二皇子沉着张脸:“追!”
都受那样重的伤了,肯定跑不远!
话音刚落,随之便有数十人闯进,他们是闻风而来的宫内守卫。
瞧着眼前的惨状,大惊失色:“怎么回事?”
二皇子忙摆出一副悲伤的表情,白墨覃也回过神来,声音有些发抖地讲述了编排好的故事。众人信以为真,只当他是受惊过度,没有怀疑。
很快,有人见到了倒在地上的沈青。即使倒下,还是毫不松开手中的刀。毫无声息,如同死了一般。是以安葬时发现他指尖微动,侍卫们还吓了一跳。
沈青是四皇子宫中侍卫,这是不争的事实。众人自然以为,他是保护娘娘和殿下而亡。虽然事实也大致如此。
守卫沉痛道:“殿下,属下请求好好操办他的丧事!”
几年下来,沈青已不是先前那个口无遮拦的人。除了和晏霖说话顶嘴,在侍卫中的人缘还算不错。

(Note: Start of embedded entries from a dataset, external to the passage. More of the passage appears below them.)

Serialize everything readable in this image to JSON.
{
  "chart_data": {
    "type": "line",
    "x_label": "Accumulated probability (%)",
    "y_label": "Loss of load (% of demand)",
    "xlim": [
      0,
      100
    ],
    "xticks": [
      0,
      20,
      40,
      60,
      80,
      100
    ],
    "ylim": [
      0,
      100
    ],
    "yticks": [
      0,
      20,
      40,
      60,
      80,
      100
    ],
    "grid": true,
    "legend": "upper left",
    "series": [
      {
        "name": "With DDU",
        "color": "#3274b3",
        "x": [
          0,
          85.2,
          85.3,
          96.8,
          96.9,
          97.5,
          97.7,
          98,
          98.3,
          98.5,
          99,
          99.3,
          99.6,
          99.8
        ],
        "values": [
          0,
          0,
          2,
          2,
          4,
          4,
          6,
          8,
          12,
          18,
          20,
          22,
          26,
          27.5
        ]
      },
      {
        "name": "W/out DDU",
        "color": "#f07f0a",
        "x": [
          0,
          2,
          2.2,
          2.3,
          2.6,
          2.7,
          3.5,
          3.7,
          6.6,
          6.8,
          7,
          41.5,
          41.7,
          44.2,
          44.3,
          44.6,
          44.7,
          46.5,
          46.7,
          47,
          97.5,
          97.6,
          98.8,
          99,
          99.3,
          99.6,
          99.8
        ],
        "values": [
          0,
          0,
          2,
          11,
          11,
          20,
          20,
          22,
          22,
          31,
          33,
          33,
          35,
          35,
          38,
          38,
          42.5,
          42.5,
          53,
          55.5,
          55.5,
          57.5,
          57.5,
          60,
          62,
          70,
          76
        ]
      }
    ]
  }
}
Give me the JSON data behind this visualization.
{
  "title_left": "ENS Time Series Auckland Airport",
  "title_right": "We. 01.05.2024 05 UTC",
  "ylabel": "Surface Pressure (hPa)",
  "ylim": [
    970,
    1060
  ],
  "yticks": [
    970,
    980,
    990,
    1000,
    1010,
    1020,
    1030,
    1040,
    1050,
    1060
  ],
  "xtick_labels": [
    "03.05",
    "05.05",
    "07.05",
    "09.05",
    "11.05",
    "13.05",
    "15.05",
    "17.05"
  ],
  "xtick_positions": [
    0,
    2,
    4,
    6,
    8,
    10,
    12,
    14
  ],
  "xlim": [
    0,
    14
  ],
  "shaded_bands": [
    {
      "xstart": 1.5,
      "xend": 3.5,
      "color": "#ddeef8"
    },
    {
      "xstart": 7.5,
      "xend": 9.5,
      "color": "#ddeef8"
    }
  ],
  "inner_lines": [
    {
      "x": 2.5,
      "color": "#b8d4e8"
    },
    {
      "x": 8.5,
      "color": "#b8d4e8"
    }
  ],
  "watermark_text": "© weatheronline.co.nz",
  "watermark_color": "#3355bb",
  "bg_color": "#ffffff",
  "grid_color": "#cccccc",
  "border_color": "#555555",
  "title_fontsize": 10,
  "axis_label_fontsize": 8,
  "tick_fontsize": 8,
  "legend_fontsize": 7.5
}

二皇子不甘地看了一眼,其实是想扔郊外喂狗的。但侍卫也成不了大事,遗体交给谁都无所谓。
他思虑片刻,沉声道:“现下刺客逃出去了,你们快去追,好为娘娘报仇!”
众人不明就里,郑重地点头。
即使是太平盛世,为了暗中勾当和逃脱灾难,官员也通常会在自家挖几条密道。宫中更不例外。

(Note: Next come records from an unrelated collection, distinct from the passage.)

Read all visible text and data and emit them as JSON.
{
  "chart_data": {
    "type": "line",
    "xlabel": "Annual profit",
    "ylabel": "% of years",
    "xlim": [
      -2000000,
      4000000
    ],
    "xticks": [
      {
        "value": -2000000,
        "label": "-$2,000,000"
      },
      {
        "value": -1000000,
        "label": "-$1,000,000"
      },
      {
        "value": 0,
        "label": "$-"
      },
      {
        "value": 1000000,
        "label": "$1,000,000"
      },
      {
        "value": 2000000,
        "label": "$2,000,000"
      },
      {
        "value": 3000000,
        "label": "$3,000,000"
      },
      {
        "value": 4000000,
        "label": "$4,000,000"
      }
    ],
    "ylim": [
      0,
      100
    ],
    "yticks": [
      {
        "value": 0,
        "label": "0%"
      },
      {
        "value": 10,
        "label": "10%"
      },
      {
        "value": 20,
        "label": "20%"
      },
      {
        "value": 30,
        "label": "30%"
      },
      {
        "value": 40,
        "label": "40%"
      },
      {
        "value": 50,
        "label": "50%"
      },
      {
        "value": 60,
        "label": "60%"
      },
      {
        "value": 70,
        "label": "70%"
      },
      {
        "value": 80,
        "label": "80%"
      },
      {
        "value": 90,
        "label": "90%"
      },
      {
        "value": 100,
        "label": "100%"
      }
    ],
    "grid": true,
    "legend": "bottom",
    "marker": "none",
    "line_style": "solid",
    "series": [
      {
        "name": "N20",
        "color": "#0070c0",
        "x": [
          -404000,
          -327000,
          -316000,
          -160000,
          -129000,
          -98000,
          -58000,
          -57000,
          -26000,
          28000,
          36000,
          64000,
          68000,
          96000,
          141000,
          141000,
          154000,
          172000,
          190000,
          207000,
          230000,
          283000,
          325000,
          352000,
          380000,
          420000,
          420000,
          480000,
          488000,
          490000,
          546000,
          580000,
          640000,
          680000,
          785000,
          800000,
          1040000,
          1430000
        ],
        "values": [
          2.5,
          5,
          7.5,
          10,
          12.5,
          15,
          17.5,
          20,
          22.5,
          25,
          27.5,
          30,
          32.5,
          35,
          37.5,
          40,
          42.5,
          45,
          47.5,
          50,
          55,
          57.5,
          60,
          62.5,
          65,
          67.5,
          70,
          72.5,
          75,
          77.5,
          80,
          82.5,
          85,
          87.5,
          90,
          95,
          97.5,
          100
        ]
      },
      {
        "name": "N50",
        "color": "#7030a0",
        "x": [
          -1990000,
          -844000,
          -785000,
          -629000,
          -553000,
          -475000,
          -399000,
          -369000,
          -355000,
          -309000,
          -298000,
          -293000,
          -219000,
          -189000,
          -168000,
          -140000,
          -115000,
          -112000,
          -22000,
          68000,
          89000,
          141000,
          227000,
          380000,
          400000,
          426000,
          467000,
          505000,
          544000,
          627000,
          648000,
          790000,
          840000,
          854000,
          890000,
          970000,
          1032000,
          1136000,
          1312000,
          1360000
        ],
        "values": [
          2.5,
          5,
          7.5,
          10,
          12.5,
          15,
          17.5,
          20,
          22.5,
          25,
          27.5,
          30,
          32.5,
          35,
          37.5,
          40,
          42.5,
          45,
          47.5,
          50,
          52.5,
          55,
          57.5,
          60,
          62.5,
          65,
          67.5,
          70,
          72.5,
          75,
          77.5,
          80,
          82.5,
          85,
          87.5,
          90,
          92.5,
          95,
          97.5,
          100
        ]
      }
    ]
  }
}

若数年前不在无意中寻到这条暗路,此时的晏霖,唯有死路一条。
但他的心,不曾因这点运气而轻松分毫。
不知走了多久,才终于见到外头的光。迎面,忽然拂过一阵冰凉。
晏霖茫然地抬起头,原本就因失血过多不停寒颤,寒意让周身颤抖得更加厉害。
下雪了。
他没像现在一样厌恶过雪。没雪还好逃些,待下得大了,印迹与血迹残留,极容易被侍卫察觉。
更是缩短了逃脱的时间。
晏霖想快些走,脚步却忽地停住。隐约听见人声传来,两抹暗色的身影往这走来。
有侍卫来搜了!
他慌忙躲在暗处。二人边巡视边谈天,语气还颇为惋惜:“临近过年,竟然会遇见这种事,淑妃娘娘也真是惨,我还是头一回见殿下掉泪呢。”

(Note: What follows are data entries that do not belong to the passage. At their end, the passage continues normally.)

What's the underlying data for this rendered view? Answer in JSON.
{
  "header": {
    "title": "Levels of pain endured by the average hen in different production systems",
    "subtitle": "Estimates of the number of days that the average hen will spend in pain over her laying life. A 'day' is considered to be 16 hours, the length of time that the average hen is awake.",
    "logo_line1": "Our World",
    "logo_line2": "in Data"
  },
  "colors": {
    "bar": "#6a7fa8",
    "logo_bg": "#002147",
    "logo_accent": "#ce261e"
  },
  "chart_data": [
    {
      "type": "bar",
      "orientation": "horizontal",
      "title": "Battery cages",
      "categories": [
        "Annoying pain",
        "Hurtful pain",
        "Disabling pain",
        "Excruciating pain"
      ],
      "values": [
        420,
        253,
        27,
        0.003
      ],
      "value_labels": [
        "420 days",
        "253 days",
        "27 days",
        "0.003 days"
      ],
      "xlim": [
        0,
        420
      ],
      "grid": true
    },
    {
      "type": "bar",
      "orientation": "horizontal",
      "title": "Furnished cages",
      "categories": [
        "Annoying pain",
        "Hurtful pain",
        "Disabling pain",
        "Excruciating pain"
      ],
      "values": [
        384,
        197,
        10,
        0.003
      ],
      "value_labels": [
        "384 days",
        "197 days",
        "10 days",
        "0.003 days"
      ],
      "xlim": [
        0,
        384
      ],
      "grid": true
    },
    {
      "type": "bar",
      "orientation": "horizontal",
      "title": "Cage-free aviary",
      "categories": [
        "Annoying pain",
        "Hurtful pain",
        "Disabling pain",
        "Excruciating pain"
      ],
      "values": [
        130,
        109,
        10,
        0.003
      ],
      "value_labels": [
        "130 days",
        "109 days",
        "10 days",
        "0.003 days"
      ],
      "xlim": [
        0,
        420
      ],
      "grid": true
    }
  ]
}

另一个则道:“都是那刺客搞的,等捉拿到,定将他大卸八块!”
知不知道,你们所维护的那人,才是真正的刺客?
晏霖视线又是一阵模糊,他死命撕下块衣料,胡乱堵在流血最多的伤口中,唇因忍痛被咬得鲜血淋漓。
碰巧这两个是爱偷懒的,找了圈,见没刺客身影便要打道回府。还听那人说:“来这干什么?他还能藏这不成,走了!”
说罢,又啐了一声,招呼人往另外方向走去。
晏霖松了口气,心神亦放松不少,但更要命的,是铺天盖地般的困倦。
似乎没那么疼了,好像在这睡下去,就能舒服些。
意识渐渐模糊下去,可在即将昏睡时,心中的某根弦猛然绷紧!
妇人眉头紧蹙,临终前训斥道:“你不能示弱,平时的傲气呢?”随之是沈青嘶哑的声音。
不行。
不想死,就继续走!
晏霖的思绪混沌不堪,只知道自己肯定不能睡。想不出旁的清醒法子,便紧紧按住痛得最厉害的地方。
疼痛在强提心神的同时,又榨取着为数不多的精力。
他只是凭本能在逃,连追踪的侍卫被甩在身后,都浑然不觉。
视线好不容易清晰了些,周围的建筑终于不再雕梁画栋,不属于皇宫了。
这意味着暗卫将大量减少,至少不会有人奔着自己的命来。
但他不敢放松一点。生怕如刚才一样。
但是,往哪走呢?
几日后便是除夕,百姓都在家中不肯出门,就算有人瞧见,也是或惊异或嫌弃地瞧着他,恨不得退避三舍。
正常,一副逃犯模样,谁敢收留?
晏霖看不清眼前的景象,只知道是在谁家的府邸外头,木然瞧了一眼,步子却再也迈不开了。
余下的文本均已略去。